From your service spec file you can also remove type:clusterIP and you can use an only service name to resolve the services inside kubernetes cluster.
answer for your question title: containers with pod can talk on localhost while container within separtate pod can talk over the service name there no need add the service type as clusterIP & Nodeport
I have few concerns here.
As #Harsh Manvar mentioned in his answer, Kubernetes represents mechanism of discovering internal services which guarantees intercommunication between Pods within the same cluster either by IP address or relevant DNS name of service.Therefore you might be able to reach your backend server from particular frontend Pod without involving Ingress, as Ingress controller stays as an edge router and exposes HTTP and HTTPS network traffic from outside the cluster to the corresponded Kubernetes services.

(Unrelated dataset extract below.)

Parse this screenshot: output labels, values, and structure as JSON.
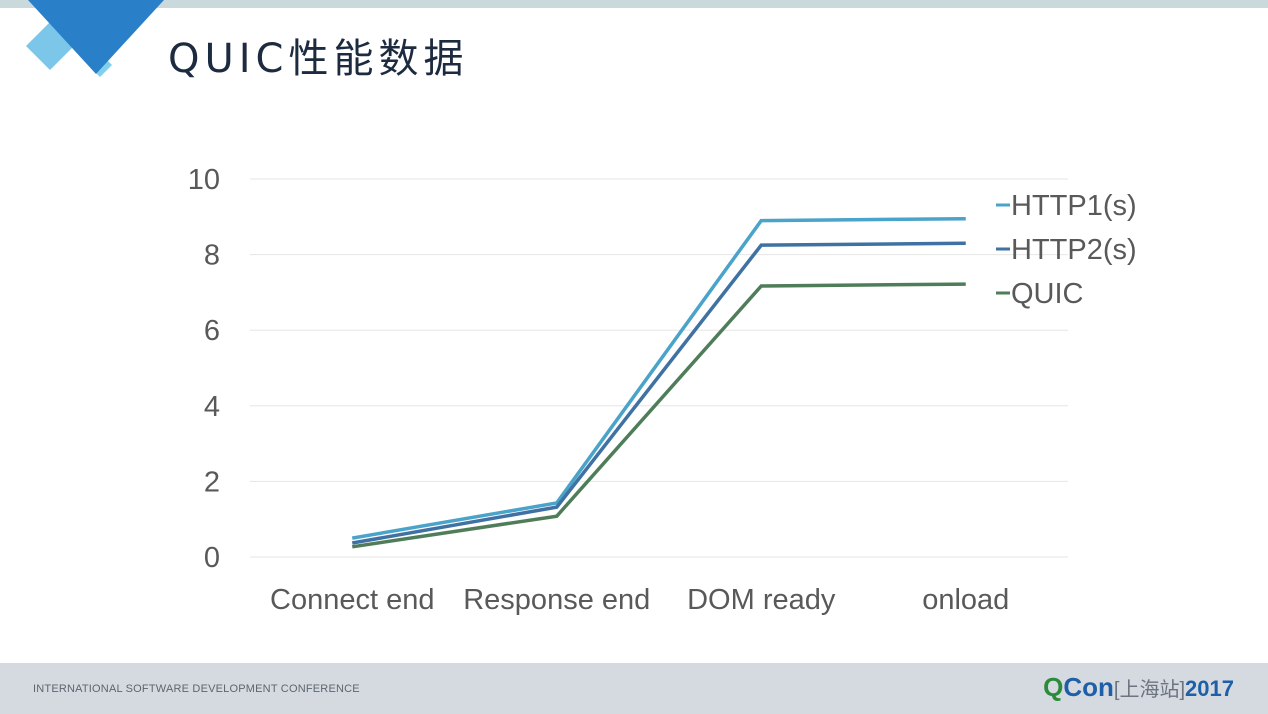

You also used rewrite expression enclosed to your specific path based routing rules within Ingress object. In that scenario the rewrite seems to be resulted in the following way: server-model-cluster-ip-service/api/test rewrites to server-model-cluster-ip-service/test URI and this should be final path placeholder for you backend service. In fact that you are invoking axios.post("server-model-cluster-ip-service/api/test", { value: "TestValue" }) request from React UI Pod might not hit the target backend service.
I just gave some points to consider how to proceed with further troubleshooting, at least you can log into the frontend Pod and check the connectivity to the target backend service accordingly.